Artwork

Pathway Series

Pathway Series, by Roman Verostko, 1987
Pathway Series, by Roman Verostko, 1987

Pathway Series is a drawing by Roman Verostko. It dates from 1987 and is held in the collection of the Victoria and Albert Museum.

About this work

Roman Verostko’s *Pathway Series* from 1987 is a drawing made using a pen plotter. He wrote code to let a machine draw lines on its own. The algorithm picked shapes, spacing, and colors for each line.

Verostko started this in the early 1980s. By 1995 he and others called themselves Algorists. That means artists who use their own computer rules to make art.

Check out Verostko’s work next.

Overview

Roman Verostko’s *Pathway Series* (1987) is a computer‑generated drawing produced by a pen‑plotting device.
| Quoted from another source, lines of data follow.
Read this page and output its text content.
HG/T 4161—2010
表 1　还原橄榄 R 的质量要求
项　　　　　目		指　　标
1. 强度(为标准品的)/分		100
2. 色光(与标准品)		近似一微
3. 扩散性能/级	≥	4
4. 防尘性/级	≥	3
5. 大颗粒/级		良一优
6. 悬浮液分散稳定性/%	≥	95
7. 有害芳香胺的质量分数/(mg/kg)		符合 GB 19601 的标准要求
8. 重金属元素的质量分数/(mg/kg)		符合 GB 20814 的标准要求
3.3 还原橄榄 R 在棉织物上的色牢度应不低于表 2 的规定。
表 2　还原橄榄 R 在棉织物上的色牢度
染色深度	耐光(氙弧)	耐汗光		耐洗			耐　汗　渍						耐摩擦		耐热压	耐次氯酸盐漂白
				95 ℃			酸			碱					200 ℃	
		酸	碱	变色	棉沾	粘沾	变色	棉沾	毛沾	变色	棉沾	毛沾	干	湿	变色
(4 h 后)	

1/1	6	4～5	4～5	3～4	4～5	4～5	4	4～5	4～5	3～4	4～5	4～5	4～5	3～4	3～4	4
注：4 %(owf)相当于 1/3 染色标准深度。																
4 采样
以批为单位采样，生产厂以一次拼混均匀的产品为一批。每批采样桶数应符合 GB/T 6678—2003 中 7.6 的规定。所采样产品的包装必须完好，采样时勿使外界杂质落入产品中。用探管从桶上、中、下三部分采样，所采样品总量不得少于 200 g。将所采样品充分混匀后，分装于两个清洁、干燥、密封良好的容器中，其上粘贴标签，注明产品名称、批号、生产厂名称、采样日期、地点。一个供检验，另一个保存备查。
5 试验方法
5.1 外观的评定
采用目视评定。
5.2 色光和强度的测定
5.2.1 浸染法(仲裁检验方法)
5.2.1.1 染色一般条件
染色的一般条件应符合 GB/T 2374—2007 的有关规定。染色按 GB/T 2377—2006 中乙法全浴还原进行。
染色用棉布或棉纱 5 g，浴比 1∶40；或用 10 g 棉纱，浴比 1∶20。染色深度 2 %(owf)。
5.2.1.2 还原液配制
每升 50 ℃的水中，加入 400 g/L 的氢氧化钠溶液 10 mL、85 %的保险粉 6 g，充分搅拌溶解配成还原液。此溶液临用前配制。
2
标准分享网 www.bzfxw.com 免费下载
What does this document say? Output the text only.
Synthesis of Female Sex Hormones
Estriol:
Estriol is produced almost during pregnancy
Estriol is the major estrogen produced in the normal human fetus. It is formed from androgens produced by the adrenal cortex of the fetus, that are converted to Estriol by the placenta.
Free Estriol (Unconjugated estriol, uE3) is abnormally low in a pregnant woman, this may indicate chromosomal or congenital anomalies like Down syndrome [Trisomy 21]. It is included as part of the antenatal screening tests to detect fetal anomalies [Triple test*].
The work emerges from a custom program that directs the plotter to render lines autonomously, with the computer determining their form, spacing and hue.

Technique & Style

Verostko wrote software that translates algorithmic instructions into physical strokes. The plotter, equipped with multiple pens, follows a set of coded rules that govern each line’s geometry, distribution across the page, and colour selection, resulting in a composition of interlocking, precisely rendered paths.

Subject & Meaning

The piece explores the interaction between deterministic code and visual randomness, allowing a machine to “improvise” within parameters set by the artist. The resulting network of lines suggests pathways and connections, inviting viewers to contemplate order, chance, and the role of the creator in mediated processes.

History & Provenance

Verostko’s experimentation with algorithmic drawing began in the early 1980s, following his development of the *Magic Hand of Chance* program (1982‑85). By the mid‑1990s he, together with peers such as Jean‑Pierre Hébert and Hans Dehlinger, identified as “Algorists,” a term for artists who embed original algorithms in their practice.

Context

*Pathway Series* belongs to a broader movement of computer‑assisted art that emerged as personal computers became capable of controlling peripheral devices. The work reflects a period when artists were redefining the hand‑made gesture through programmable machines, bridging digital logic and traditional drawing media.

Artist & collection

Artist

Roman Verostko

Roman Verostko spent years hand-coding his drawings, like a programmer who never left the art studio.